Frank Mason III wound up playing 38 minutes. Wayne Selden Jr. played 36. Devonte Graham logged 35. Perry Ellis played 31. And the fifth spot was shared by Hunter Mickelson and Carlton Bragg, with nobody else on that uber-deep roster playing more than seven minutes.
Not even Cheick Diallo, a potential NBA lottery pick.
Yes, the starters played great, and that's a big reason why Self insisted that he left the same group in during the comeback win. But just as importantly, the second-team guys played poorly.
''I think he was just happy with how we played the second half, especially us three,'' said Graham, flanked by Mason and Selden. ''We just kept the same energy from start to finish. We were happy the way we pressured the ball and still had energy to make plays on offense.''
In doing so, they proved that depth sometimes may be overrated.
''I don't care how it happens as long as we win,'' said Selden, the team's leading scorer who poured in 22 points. ''If we're out there a whole half, so be it.''
But playing an entire half in December is one thing. Doing it every night during the brutal, round-robin schedule of the Big 12 is another entirely. And that's why Self may have been fine playing his starters big minutes against Oregon State, but acknowledged in the next breath that he needs to settle on a rotation before conference play begins with No. 16 Baylor on Jan. 2.
''Right now I'd like to see some separation between our bigs, and who gets in,'' Self said, ''because it's hard if you want to give guys some minutes and they're all equal.''
If nobody separates themselves? Well, Self sounds quite content to go with a much shorter bench than even he anticipated, even if it means leaving some high-profile prospects sitting there.

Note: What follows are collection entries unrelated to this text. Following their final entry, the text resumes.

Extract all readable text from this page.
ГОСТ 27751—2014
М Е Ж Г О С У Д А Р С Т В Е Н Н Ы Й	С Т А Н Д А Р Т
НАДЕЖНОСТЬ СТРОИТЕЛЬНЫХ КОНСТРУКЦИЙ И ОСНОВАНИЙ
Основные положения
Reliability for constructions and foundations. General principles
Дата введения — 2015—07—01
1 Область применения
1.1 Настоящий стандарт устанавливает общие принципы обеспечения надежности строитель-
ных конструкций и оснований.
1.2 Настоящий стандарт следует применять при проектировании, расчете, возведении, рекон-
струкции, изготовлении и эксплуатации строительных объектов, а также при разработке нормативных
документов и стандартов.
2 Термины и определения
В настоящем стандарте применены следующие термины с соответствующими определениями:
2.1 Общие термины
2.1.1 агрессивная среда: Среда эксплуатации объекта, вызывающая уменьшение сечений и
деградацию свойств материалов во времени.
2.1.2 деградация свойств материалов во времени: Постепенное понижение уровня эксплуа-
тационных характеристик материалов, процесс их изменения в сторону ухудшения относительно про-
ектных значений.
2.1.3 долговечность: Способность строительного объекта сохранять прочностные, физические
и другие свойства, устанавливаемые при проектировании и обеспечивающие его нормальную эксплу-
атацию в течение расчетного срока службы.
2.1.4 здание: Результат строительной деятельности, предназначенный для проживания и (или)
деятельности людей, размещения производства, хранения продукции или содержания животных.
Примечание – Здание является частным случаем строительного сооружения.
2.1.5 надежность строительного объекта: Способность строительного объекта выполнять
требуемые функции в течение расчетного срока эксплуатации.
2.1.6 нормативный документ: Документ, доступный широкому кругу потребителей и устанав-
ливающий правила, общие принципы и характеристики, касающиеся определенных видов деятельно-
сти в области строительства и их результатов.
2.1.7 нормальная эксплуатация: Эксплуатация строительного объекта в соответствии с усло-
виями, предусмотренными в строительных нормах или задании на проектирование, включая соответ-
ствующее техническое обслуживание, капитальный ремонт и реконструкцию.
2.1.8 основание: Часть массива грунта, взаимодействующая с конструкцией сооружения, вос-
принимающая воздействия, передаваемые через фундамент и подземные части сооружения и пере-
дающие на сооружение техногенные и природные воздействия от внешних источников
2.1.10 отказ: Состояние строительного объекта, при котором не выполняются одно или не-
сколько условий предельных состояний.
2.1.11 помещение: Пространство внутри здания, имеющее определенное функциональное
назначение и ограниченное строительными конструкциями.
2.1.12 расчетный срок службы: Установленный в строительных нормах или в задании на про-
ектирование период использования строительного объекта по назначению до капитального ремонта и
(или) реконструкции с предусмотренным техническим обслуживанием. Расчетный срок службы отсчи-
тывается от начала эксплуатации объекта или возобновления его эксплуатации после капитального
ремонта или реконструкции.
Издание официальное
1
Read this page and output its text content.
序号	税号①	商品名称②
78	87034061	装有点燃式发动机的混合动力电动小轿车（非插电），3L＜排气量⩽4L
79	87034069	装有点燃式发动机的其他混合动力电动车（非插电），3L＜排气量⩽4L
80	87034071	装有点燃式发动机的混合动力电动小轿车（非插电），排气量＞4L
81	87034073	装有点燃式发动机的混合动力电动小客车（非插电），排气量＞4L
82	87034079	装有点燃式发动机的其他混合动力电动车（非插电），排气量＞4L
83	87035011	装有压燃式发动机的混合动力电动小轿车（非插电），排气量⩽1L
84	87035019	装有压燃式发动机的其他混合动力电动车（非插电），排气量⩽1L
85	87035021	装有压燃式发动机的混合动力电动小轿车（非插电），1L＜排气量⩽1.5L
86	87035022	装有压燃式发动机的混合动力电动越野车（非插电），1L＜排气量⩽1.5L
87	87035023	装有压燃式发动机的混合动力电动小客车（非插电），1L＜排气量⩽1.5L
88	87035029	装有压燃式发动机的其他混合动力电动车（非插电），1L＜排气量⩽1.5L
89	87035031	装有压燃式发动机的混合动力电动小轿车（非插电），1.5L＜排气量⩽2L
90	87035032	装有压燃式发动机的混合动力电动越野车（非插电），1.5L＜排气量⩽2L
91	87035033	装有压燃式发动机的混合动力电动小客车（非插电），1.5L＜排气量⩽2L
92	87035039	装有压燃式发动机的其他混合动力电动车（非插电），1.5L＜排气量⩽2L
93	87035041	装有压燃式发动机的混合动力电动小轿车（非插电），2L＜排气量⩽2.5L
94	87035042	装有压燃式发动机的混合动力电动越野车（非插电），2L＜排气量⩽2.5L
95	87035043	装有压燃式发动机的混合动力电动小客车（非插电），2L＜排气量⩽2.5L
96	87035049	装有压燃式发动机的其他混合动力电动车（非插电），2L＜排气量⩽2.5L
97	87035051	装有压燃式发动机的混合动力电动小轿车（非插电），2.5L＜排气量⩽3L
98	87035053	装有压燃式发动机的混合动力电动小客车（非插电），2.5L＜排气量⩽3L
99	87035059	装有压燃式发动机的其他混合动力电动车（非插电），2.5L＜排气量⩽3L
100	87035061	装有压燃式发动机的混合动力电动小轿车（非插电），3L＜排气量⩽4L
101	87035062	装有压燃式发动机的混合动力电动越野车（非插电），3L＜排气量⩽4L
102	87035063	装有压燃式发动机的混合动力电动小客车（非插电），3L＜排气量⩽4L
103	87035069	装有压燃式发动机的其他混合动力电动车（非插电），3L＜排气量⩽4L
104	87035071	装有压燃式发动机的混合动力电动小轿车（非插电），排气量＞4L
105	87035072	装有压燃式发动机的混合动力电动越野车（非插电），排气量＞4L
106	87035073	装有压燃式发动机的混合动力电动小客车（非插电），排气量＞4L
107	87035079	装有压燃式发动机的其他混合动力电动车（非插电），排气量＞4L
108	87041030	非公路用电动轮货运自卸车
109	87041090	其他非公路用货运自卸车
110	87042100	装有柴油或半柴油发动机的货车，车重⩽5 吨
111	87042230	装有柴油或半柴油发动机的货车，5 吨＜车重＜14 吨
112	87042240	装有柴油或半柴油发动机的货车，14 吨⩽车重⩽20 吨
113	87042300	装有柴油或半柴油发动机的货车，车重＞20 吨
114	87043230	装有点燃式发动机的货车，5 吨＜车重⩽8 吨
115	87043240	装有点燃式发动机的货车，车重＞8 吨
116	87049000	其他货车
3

''We went to the national championship game (in 2012) and played seven guys at the most, and the only time we played an eighth was if there was serious foul trouble,'' Self said.
Regardless, time is slipping by for Self to figure it out. The Jayhawks visit San Diego State on Tuesday and play UC-Irvine on Dec. 29 in their final nonconference game.
Then, they begin pursuit of their 12th consecutive Big 12 championship.
''The reality is,'' Self said, ''we've got to get better when given an opportunity.''
Montana avoided a third straight loss with a 79-59 win over NAIA program Great Falls on Tuesday, improving to 4-0 at home. The Grizzlies almost pulled off an upset in the first of those back-to-back defeats, falling 61-58 at then-No. 20 Gonzaga on Dec. 8 before losing by 30 at Washington last Saturday.
They shot 49.1 percent Tuesday and went a season-best 10 of 22 from 3-point range.
''We needed to get a win,'' coach Tommy DeCuire said. ''Our goal was to win as many games at home as possible. So It's another win at home, and now we get through finals ... and go see what we've got (at Kansas).''
The Jayhawks beat Montana 68-56 at Allen Fieldhouse in 1962 in the only meeting between these schools.